Examine your risks. Begin by doing a thorough, fact-based examination of the nature and scope of your primary vulnerabilities. Make use of hard facts to uncover what generates profit in your sector and organization. Create benchmarks to better understand your resilience in comparison to the competition. Use stress-test modelling to define the limitations of your defences and verify that second-order impacts are taken into account. 

Agree on your personal risk tolerance. Align the senior management team and board of directors on a shared knowledge of the firm’s resilience track record, and agree on the amount of risk tolerance in the future. Be wary of generic, half-hearted exercises that persuade leadership teams to settle for a “moderate” level of risk ambition. Insist on defining goals that are informed by the answers to difficult questions. This will almost certainly necessitate some back-and-forth with the preceding phase, and will invariably land in the grey zone of investments to control marginal risks. 

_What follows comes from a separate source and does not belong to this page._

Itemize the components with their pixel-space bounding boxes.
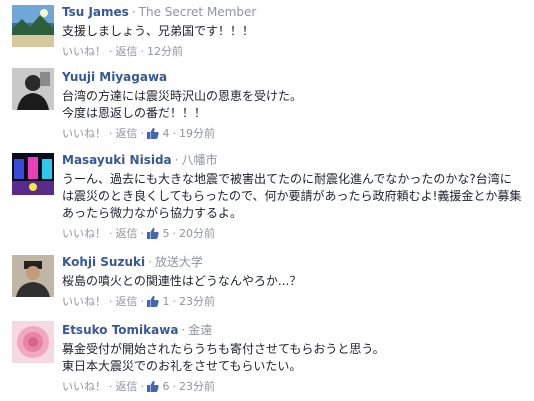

Set your strategy and win over investors. Create a resilience agenda that combines low-hanging fruit and high-gain initiatives. Bring your investors along for the ride by rewriting the equity story to show how the new activities will enhance shareholder value over the course of the economic cycle. 

Starting on the path to resilience will necessitate a commitment from senior executives and board members, who will have to make difficult decisions. They may view this activity as an opportunity to improve their chances of success. Who feels that the recent upheaval will abate? That appears to be a very long shot. As soon as possible, those who think there will be long-term or more intense volatility will be able to take strong countermeasures.